Après la série Albion qui procédait principalement par blocs de couleurs orchestrales, par sections mélangées, même si on pouvait trouver aussi des instruments séparés, la BML offre un orchestre extrêmement détaillé, pupitre par pupitre, sur plusieurs volumes (on ne connaît pas encore le nombre de ceux-ci), et bénéficiant des mêmes musiciens (issus du London Symphony Orchestra, du London Philharmonic Orchestra ou du Royal Philharmonic Orchestra) et des mêmes lieux, les mythiques Air Studios de George Martin, que les séries précédentes, ce qui permettra de mixer ou remplacer des parties globales par des éléments séparés. Revue de détails des cinq premiers volumes.

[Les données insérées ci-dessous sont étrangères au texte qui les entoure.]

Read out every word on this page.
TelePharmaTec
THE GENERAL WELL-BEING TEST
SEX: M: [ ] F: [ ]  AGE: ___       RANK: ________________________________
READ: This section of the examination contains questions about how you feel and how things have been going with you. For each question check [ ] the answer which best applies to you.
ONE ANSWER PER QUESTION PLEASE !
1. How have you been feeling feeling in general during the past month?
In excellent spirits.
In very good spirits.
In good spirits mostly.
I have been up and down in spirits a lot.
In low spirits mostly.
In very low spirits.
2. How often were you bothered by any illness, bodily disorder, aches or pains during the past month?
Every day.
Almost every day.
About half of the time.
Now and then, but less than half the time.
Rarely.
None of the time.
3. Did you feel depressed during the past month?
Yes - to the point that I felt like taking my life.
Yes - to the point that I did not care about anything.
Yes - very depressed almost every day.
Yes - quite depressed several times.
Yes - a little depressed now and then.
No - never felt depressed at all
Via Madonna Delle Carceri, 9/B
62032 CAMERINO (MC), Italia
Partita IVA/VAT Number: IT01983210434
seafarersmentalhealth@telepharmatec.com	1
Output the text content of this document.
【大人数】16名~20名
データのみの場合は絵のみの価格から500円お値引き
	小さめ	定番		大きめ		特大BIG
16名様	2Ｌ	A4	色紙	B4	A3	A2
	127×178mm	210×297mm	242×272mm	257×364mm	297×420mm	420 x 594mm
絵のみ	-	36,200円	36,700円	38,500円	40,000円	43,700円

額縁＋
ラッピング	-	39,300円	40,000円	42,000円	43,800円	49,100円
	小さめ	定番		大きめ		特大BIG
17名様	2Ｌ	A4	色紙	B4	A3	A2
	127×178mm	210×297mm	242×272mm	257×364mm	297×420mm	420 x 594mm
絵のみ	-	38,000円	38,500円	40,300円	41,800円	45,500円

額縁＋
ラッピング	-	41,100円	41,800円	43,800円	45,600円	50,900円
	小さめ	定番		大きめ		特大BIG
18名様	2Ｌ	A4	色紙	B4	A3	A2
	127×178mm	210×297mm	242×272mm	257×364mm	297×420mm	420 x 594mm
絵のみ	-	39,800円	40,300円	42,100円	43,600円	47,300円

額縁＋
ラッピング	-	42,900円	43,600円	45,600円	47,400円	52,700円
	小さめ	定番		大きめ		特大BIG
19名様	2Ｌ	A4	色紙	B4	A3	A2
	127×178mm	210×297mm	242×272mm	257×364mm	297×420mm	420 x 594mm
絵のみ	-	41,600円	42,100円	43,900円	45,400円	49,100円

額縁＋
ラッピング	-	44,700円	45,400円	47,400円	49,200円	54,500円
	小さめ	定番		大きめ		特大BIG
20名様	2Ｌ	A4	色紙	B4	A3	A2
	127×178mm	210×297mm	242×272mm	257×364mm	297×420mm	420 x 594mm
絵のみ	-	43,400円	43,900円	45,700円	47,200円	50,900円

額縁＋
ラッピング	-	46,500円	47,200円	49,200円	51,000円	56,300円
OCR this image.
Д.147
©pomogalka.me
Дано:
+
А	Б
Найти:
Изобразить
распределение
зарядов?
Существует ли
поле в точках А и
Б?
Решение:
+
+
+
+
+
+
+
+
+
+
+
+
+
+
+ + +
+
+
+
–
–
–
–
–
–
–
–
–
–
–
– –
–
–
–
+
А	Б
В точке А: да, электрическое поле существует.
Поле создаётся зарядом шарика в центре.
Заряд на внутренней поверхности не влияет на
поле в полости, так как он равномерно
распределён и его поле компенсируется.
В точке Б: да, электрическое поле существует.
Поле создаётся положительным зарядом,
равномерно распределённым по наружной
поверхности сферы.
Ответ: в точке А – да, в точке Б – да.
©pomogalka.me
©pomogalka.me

Introducing Spitfire Audio British Modular Library
Les bibliothèques sont conçues pour Kontakt (version complète seulement, à partir de 4.2.4), enregistrées en 24 bits/96 kHz et proposées en 48 kHz, selon sept positions de micros (close, close ribbon, stage, decca tree, ambient, outriggers et gallery), via une série de microphones vintage à lampes et à ruban, dans des préamplis Neve et convertis via des interfaces Prism. L’éditeur fourni aussi des versions « prémixées » en stéréo et en surround 5.1, l’ensemble des prises étant proposé au téléchargement selon un rythme assez étalé dans le temps, ce qui permet de ne télécharger que les fichiers dont on a besoin (pas la peine de prendre du multicanal si l’on n’a pas d’installation idoine). On peut ainsi disposer de plusieurs configurations selon que l’on utilise un portable ou une tour.
Par exemple, le Vol.1, regroupant les articulations principales des premiers violons et des violoncelles (les listes complètes sont sur le site de l’éditeur, comme celle-ci) est disponible sous la forme de quatre packs de téléchargement, pour un total de 60 Go de fichiers compressés via l’algorithme de Native Instruments (format .ncw, donc à peu près le double en format non compressé).
Le téléchargement s’effectue via le gestionnaire de Continuata (très pratique, à la différence de certains éditeurs n’offrant qu’un paquet de plusieurs Go), l’autorisation étant superflue selon l’éditeur, puisque tous les fichiers sont watermarkés. Ce qui veut dire aussi que l’on peut installer la bibliothèque sur autant de machines que l’on veut.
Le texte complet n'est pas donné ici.